For decades, algebra was considered a gateway course, a filter to sift the college-bound from the masses of American high school students. Today, it is considered the great equalizer -- no longer the province of the academic elite, but a linchpin of the campaign to put college within reach of every child. That’s why every student in California must pass algebra to graduate. State and national curriculum standards go further and recommend that algebra be taken in eighth grade.

But the “algebra before acne” movement is encountering resistance. Despite teacher training, math coaches and a special path for the math-challenged that spreads two semesters of algebra over four, 92% of eighth- and ninth-graders in the Los Angeles Unified School District failed to score at the proficient level on the state algebra exam last spring. And 23% of the eighth-graders enrolled in algebra in the 2003-2004 school year failed.

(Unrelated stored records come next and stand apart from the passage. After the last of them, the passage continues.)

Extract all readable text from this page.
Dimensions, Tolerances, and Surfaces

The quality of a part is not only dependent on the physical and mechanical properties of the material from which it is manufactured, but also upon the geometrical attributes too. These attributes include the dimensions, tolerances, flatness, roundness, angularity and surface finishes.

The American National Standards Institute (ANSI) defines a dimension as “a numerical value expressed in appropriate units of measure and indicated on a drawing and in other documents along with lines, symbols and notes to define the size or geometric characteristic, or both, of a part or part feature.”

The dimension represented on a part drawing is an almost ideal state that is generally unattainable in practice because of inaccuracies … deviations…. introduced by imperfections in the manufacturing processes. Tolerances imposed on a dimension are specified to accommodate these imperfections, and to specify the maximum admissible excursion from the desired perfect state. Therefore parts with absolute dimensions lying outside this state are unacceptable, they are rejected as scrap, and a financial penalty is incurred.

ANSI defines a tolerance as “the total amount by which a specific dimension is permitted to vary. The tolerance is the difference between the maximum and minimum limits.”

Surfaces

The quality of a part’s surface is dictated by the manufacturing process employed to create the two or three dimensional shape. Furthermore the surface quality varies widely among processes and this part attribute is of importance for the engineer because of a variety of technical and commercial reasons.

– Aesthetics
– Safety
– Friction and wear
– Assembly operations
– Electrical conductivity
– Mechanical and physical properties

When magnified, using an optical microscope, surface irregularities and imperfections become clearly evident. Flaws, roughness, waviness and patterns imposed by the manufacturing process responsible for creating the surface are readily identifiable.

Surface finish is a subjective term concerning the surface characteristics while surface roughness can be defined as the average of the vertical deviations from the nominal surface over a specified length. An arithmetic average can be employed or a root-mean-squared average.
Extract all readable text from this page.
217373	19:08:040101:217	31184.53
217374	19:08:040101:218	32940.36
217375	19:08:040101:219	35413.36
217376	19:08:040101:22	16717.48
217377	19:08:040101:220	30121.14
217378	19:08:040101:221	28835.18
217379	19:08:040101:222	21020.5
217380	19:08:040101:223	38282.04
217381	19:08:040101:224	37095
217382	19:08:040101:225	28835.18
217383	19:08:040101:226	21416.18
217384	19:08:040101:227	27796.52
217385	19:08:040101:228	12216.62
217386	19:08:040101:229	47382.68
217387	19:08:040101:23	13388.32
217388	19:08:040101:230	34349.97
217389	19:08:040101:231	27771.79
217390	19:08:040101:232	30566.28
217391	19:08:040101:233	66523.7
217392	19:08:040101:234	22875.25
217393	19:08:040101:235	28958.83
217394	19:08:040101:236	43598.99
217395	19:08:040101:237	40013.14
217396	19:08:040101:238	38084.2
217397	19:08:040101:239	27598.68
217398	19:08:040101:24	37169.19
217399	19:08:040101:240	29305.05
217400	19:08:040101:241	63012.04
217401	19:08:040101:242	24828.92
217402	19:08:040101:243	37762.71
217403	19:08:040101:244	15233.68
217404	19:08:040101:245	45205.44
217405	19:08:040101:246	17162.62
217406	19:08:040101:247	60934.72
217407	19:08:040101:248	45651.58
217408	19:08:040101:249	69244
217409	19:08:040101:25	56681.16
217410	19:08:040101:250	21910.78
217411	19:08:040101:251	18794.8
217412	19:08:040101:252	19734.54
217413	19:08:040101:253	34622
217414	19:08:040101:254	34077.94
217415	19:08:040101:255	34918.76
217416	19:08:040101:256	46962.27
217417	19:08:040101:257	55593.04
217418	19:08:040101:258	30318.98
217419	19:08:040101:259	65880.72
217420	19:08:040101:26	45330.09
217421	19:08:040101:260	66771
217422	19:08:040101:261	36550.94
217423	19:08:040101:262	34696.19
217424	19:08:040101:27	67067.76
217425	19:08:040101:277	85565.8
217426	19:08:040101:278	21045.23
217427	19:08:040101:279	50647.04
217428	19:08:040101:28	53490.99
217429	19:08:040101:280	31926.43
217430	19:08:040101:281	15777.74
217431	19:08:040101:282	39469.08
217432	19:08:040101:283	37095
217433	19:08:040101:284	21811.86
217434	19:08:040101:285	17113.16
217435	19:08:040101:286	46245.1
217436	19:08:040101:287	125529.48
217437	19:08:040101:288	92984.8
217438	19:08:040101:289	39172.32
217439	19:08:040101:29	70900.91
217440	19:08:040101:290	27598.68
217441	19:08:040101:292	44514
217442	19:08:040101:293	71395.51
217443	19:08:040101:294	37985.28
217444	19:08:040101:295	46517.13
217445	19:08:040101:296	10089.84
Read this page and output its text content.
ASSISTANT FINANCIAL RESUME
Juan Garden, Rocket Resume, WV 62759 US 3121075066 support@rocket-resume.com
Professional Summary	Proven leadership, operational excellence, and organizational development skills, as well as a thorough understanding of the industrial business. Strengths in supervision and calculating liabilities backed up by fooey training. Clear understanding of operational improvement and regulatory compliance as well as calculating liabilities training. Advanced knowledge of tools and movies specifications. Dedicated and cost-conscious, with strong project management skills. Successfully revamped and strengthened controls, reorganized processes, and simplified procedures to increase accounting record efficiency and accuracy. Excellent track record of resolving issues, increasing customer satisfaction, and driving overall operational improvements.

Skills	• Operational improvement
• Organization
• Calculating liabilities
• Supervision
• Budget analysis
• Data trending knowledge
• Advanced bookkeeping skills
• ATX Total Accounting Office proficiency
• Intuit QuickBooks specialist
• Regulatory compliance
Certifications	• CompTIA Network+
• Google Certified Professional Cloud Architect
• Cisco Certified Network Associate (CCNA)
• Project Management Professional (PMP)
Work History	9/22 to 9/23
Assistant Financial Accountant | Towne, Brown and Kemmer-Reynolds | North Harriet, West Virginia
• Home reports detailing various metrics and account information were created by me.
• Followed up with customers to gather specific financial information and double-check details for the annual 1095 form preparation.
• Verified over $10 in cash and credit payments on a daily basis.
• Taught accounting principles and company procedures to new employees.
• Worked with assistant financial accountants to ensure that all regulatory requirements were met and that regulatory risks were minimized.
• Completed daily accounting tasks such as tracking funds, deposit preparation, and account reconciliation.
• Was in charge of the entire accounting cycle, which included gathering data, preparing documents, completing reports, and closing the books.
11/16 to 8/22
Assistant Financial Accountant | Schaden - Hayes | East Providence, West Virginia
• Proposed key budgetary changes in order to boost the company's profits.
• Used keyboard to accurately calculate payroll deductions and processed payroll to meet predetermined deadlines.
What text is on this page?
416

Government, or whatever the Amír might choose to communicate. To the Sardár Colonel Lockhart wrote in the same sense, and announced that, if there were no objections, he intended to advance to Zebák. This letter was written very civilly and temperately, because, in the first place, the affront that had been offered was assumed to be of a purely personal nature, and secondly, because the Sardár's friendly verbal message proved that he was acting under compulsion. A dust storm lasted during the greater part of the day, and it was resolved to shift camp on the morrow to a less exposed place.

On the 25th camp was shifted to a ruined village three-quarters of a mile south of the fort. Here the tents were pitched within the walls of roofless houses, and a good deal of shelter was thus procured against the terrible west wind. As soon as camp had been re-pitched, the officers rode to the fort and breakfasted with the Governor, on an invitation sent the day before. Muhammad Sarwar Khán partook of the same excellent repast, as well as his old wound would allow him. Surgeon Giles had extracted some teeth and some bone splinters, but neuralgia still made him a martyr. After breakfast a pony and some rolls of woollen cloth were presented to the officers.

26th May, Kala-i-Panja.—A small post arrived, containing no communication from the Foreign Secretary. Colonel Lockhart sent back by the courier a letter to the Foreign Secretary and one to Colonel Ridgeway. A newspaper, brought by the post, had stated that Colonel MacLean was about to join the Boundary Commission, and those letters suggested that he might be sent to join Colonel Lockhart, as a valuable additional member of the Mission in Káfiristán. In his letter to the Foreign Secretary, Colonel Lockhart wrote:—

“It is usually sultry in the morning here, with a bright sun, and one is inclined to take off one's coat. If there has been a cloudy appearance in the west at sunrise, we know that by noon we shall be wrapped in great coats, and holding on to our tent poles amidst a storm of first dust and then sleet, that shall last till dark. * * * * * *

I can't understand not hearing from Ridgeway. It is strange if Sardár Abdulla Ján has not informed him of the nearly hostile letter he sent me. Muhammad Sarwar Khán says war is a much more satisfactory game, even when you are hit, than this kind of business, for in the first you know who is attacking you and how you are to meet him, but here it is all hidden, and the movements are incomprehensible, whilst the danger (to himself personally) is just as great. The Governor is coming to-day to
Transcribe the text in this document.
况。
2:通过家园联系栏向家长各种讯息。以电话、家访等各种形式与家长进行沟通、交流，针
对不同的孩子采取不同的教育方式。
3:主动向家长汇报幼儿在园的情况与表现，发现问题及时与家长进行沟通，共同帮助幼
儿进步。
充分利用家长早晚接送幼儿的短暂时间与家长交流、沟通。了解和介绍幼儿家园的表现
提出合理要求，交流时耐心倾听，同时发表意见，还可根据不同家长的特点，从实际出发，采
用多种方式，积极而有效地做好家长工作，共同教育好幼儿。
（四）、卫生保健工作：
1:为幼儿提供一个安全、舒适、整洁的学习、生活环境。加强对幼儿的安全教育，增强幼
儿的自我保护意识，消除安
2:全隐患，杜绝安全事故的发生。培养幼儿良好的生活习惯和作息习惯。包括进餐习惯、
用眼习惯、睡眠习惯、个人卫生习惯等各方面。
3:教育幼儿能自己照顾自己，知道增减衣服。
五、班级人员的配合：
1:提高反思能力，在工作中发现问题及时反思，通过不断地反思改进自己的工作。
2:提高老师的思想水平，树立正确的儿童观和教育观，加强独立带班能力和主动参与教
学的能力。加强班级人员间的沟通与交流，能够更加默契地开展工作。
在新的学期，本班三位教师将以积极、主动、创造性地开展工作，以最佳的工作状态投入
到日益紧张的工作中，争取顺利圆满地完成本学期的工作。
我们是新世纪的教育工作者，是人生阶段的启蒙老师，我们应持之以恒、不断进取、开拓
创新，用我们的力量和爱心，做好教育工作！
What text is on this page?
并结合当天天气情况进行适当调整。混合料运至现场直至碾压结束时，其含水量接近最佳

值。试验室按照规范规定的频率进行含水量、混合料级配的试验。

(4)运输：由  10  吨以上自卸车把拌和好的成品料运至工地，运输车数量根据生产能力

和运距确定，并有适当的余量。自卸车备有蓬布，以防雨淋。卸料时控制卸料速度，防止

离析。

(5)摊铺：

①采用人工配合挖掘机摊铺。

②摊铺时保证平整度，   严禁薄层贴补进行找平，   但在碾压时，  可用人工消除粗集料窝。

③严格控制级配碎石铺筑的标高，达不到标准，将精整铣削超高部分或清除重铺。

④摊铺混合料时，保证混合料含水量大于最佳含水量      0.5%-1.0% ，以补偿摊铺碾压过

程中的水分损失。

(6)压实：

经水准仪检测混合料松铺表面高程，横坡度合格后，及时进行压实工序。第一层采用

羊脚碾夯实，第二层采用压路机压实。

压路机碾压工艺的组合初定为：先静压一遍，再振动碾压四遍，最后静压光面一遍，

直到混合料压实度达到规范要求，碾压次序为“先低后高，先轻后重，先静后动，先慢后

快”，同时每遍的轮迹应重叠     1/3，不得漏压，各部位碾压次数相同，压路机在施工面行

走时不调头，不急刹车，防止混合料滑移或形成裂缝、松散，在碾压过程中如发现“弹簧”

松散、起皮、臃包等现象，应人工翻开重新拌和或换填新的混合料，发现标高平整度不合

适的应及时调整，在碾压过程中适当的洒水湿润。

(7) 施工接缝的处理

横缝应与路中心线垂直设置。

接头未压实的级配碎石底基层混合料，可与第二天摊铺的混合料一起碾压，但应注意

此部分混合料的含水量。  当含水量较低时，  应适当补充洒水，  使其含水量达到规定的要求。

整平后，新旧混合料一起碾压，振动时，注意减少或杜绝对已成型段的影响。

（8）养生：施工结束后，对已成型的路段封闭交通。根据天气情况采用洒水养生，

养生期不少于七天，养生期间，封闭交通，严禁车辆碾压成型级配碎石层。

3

Those results are forcing district officials to rethink their ambitious effort to provide equal opportunity by force-feeding algebra to unprepared, unmotivated students.

Algebra-for-all is a worthy goal. Students deprived of a chance to master its problem-solving capabilities are handicapped educationally. But the mandate ignores the realities of overcrowded schools, a shortage of qualified math teachers and spotty early preparation. Too many students finish seventh grade still struggling with decimals, percentages and fractions. Few eighth-grade teachers are prepared to transition them to abstract thinking. The distractions of big, noisy classes and a pace dictated by district experts inevitably leave some behind.


The state is feeling pressure to back off a little and bless algebra readiness programs for low-scoring eighth-graders. Long term, the real solution is better preparation in the early grades, so that algebraic terms and concepts aren’t such a foreign language.

But all this raises a larger question: What does it matter if students learn algebra in eighth grade if they are left in the dark in high school about such basic college-access issues as when to take the SAT and how to apply for financial aid? That happens too often in California, which ranks last in the nation in the ratio of counselors to students. It would take more than an A in algebra to understand why we encourage all students to aim for college, then leave so many behind.